Ionic mechanisms play an important role in the regulation of hormone secretion. The GHRH-induced GH release by human GH-secreting cells is transmitted through protein kinase A (PKA), which activates nonselective cation current (NSCC) and induces membrane depolarization, intracellular Ca²⁺ increase, and GH secretion. To evaluate whether ionic mechanisms have pathophysiological significance in GH oversecretion of GH-secreting pituitary adenomas, we examined four adenomas with constitutively active Gs mutation (gsp mutation) and compared with three gsp-negative adenomas. In primary-cultured cells of gsp-positive adenomas, GHRH did not increase the NSCC under voltage-clamp experiments.

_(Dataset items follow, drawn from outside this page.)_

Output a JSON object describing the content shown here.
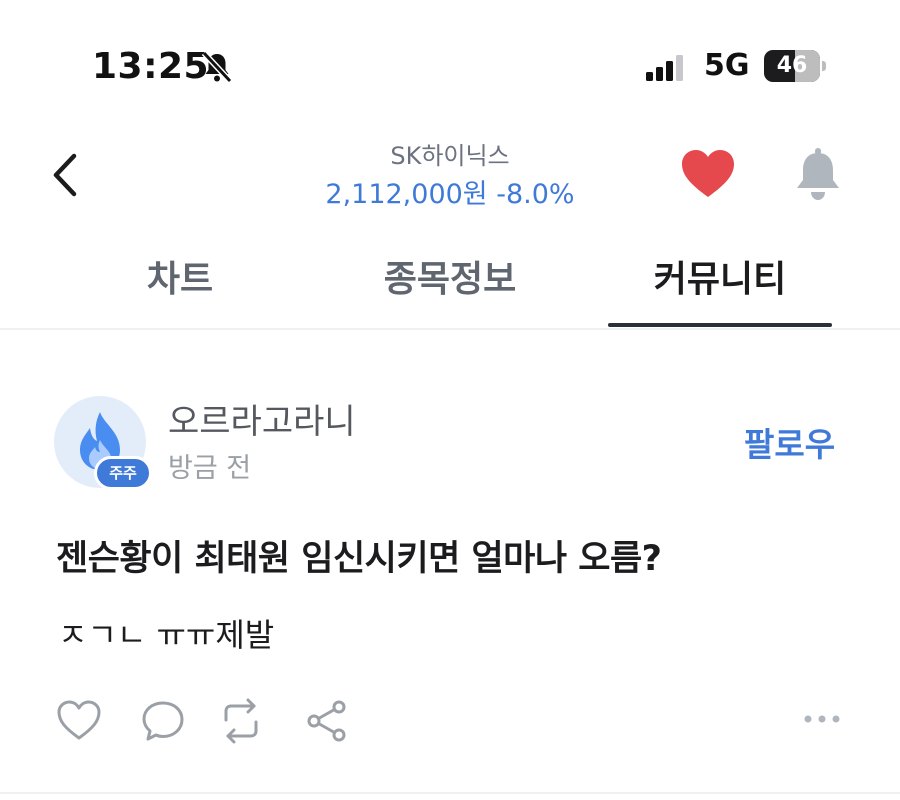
{
  "status_bar": {
    "time": "13:25",
    "network": "5G",
    "battery": "46"
  },
  "header": {
    "stock_name": "SK하이닉스",
    "price": "2,112,000원",
    "change": "-8.0%"
  },
  "tabs": [
    {
      "label": "차트",
      "active": false
    },
    {
      "label": "종목정보",
      "active": false
    },
    {
      "label": "커뮤니티",
      "active": true
    }
  ],
  "post": {
    "author": "오르라고라니",
    "badge": "주주",
    "time": "방금 전",
    "follow_label": "팔로우",
    "title": "젠슨황이 최태원 임신시키면 얼마나 오름?",
    "body": "ㅈㄱㄴ ㅠㅠ제발"
  },
  "colors": {
    "accent": "#3f7ad8",
    "heart": "#e5484d",
    "bell": "#b0b6bd"
  },
  "icons": [
    "bell-slash-icon",
    "cellular-signal-icon",
    "chevron-left-icon",
    "heart-icon",
    "bell-icon",
    "flame-icon",
    "heart-outline-icon",
    "comment-icon",
    "repost-icon",
    "share-icon",
    "more-icon"
  ]
}
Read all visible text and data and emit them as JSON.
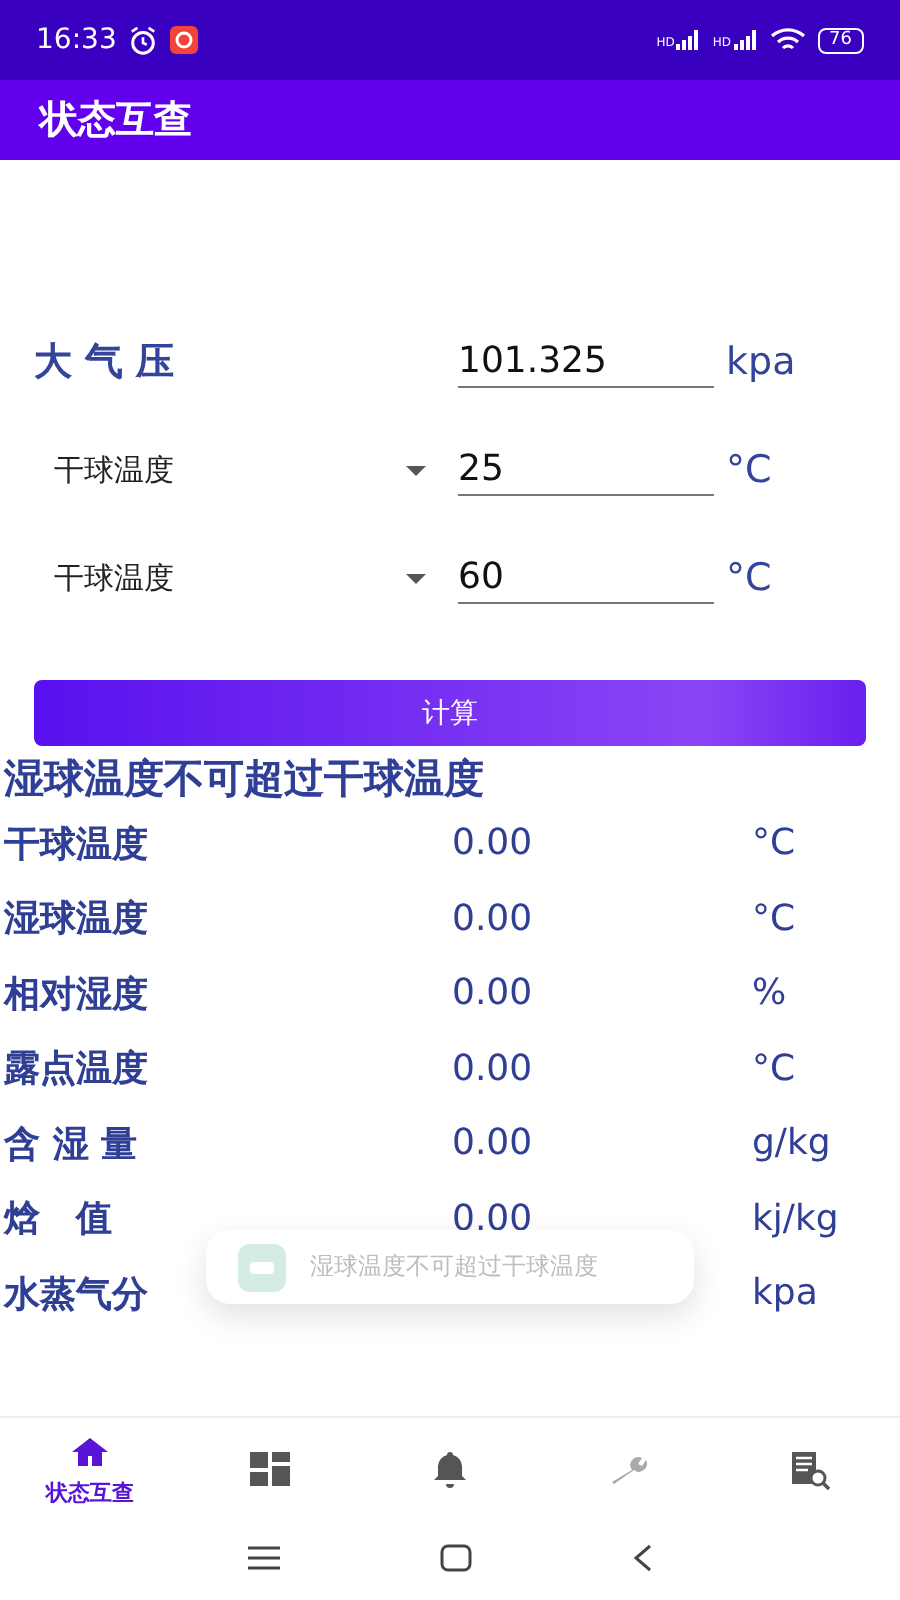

Detailed examination showed that NSCC was maximally activated at the basal level and application of GHRH did not increase the current in these adenomas. Furthermore, by using single-cell RT-PCR method, we demonstrated for the first time at the single cell level that gsp mutation is heterozygous in GH-secreting pituitary adenomas. These indicate that heterozygous gsp mutation fully activates NSCC at the basal level, which may account for the GH oversecretion in gsp-positive GH-secreting pituitary adenomas.